I just got off the phone with the gym/pool and the pool I have been swimming in is 50 meters in length. I have been swimming 12 lengths...which is NOT a mile :(
(when I see that lifegaurd who said it was..he will feel my wrath lmao)....BUT...the GOOD news is...there are 1609 meters in a mile...which equals 32 lengths x 50 meters (50 meters equals one length). Right now I have been doing 12 lengths...or approx 1/3 mile....so its on....1 mile..here I come!!

Geeeezzz...when I first read your reply..I sunk very low in my chair but now I am just more determined to accomplish a mile.....(grabbing my floaties...I'm off to the pool.)

xFLUFFYx
08-23-2007, 12:00 PM
I better invest in some good goggles too lol.

LaurieDawn
08-23-2007, 02:45 PM
Actually, Fluffy, I'm quite glad you made that error.
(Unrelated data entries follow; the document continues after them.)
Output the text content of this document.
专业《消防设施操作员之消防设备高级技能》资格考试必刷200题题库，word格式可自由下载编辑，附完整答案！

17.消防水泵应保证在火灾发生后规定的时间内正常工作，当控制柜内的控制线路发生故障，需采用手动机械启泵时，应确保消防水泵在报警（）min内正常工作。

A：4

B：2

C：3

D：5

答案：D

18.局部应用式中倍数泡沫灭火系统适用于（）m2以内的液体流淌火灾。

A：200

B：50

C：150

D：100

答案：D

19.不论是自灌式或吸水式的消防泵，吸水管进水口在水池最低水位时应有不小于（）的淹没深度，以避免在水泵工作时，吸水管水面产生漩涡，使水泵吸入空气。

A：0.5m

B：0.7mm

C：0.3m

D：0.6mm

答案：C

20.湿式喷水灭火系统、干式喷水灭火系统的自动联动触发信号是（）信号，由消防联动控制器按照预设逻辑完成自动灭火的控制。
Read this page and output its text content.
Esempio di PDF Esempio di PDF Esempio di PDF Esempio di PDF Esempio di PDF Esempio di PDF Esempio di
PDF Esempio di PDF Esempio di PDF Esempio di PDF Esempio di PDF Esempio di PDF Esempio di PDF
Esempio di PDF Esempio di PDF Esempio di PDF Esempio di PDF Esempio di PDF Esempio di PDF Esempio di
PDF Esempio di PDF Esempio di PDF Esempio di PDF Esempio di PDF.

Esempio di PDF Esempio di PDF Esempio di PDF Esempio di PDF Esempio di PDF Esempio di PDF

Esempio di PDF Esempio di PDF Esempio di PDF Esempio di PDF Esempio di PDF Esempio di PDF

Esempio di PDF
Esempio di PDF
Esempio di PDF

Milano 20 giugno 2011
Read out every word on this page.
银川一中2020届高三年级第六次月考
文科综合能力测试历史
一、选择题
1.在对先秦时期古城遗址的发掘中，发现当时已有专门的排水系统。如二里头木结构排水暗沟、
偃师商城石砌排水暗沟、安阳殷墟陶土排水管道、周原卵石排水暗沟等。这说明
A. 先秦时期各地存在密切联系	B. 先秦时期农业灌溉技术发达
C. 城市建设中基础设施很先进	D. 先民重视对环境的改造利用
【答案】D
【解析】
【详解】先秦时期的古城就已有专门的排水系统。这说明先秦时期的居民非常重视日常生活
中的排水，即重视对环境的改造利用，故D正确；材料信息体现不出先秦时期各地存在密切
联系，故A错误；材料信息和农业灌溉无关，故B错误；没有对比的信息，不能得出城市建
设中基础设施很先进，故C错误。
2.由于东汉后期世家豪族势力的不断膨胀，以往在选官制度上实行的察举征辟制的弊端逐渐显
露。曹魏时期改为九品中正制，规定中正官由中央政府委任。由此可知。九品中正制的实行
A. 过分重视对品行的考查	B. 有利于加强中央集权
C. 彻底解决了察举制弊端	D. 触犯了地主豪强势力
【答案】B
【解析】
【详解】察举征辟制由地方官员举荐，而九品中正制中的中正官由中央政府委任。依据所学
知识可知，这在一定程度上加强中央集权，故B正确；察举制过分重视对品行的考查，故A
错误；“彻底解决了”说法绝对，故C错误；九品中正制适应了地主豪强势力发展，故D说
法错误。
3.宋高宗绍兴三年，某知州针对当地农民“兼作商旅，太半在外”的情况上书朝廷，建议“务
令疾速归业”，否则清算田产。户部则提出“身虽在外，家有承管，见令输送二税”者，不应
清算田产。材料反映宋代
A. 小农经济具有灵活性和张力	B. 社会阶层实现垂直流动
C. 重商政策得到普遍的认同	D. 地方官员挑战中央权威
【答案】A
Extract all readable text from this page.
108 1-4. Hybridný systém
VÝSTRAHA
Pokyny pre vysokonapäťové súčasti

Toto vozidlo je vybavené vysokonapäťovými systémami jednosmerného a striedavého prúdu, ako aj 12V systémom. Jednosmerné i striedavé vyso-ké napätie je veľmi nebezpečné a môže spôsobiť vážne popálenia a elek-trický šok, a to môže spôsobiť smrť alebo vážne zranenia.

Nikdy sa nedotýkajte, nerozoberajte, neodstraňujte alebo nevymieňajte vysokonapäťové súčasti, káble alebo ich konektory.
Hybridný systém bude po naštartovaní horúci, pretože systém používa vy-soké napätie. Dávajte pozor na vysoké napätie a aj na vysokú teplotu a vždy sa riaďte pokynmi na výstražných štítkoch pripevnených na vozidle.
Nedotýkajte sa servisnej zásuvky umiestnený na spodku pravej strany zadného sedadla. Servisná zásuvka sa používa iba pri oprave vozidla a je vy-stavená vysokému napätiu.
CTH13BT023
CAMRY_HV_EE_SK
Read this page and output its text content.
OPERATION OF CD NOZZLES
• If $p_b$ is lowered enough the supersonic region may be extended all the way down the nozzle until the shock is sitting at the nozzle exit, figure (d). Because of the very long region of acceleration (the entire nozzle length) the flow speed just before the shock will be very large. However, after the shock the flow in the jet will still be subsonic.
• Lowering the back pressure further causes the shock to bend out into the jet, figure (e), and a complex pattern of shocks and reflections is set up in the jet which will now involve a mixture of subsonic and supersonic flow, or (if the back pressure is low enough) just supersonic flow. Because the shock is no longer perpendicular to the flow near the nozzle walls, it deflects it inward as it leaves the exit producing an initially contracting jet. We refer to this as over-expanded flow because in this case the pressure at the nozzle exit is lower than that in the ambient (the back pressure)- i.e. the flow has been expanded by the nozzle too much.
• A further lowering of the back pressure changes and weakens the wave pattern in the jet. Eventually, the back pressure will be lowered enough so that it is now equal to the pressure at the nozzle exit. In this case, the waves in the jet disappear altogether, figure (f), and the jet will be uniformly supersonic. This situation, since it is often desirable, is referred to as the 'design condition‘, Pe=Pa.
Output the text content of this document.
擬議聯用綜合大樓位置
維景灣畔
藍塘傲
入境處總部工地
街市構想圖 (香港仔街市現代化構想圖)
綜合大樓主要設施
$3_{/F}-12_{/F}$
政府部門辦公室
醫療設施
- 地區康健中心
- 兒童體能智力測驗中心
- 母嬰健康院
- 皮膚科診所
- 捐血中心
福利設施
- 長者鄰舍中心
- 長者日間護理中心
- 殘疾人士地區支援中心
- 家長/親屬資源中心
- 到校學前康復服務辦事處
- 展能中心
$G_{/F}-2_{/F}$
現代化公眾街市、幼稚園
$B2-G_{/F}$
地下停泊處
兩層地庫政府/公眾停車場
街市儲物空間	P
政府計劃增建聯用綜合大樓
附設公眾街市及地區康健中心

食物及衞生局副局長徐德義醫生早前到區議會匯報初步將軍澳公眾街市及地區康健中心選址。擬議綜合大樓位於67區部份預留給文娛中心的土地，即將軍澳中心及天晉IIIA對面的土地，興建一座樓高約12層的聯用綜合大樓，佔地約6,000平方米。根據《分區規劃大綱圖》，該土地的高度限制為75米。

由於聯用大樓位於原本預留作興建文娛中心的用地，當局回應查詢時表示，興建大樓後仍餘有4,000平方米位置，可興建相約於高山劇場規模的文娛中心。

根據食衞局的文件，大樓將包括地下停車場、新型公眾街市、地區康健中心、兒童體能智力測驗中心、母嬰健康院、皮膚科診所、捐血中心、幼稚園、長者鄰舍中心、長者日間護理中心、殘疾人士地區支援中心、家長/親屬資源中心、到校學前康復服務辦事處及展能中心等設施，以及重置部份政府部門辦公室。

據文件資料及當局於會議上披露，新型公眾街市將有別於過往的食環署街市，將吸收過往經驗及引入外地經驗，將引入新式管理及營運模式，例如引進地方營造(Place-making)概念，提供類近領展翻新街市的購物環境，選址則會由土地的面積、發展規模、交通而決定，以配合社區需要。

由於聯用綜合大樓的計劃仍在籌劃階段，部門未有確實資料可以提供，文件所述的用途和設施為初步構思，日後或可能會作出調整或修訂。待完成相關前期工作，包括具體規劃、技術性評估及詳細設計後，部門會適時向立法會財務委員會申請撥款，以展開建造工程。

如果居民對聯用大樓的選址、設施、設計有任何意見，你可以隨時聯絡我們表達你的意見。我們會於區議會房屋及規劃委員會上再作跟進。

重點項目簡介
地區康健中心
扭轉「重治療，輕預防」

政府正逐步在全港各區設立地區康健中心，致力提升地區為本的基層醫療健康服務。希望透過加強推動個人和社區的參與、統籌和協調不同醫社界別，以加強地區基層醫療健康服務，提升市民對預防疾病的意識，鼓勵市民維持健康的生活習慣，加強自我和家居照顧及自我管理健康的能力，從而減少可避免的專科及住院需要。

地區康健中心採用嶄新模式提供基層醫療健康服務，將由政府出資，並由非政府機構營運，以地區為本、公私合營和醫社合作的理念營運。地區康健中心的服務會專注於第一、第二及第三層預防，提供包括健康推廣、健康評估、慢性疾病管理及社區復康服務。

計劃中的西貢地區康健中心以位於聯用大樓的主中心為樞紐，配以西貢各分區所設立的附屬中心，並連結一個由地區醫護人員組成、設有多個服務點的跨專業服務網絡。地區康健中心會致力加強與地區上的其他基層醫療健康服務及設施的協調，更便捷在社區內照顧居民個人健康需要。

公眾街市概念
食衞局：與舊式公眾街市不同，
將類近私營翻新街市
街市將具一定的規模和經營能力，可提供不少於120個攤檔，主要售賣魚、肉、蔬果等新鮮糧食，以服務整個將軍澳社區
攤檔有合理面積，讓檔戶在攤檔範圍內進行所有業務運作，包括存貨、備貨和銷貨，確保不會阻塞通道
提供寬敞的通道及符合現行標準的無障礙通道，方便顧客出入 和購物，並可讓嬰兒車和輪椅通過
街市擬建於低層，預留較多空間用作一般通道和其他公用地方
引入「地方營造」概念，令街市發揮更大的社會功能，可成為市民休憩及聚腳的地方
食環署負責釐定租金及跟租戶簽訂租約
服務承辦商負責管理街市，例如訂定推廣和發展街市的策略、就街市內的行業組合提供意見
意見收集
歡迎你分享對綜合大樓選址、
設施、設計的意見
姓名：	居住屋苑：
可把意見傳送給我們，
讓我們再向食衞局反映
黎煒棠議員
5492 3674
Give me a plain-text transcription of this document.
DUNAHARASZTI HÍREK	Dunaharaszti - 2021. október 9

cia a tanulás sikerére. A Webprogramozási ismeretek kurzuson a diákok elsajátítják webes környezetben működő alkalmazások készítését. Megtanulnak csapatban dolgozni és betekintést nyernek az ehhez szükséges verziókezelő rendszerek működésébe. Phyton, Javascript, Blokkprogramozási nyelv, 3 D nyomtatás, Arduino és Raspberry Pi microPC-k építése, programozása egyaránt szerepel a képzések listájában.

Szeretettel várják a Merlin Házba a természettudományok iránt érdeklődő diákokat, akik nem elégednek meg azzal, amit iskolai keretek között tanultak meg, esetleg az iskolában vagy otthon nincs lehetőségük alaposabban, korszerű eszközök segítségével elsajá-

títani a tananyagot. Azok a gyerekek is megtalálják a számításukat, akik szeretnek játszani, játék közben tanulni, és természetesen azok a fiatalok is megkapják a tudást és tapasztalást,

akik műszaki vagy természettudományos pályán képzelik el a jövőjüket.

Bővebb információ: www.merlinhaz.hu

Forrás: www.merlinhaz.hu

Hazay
My pool lengths are the same as Tricia's, only I thought that I had to do 70 lengths in order to reach a mile. So, when I read that you were doing a mile on the day that you started, I thought that if you could do it so quickly, I should be able to do it after swimming almost daily for three months. So, yesterday, I swam 71 lengths (front crawl, no less!), and I felt amazing (and exhausted)! A little competition kicks me in the butt every time, and the scale this morning confirmed that my effort was worth it. So - thanks for the push, even if it may have been accidental.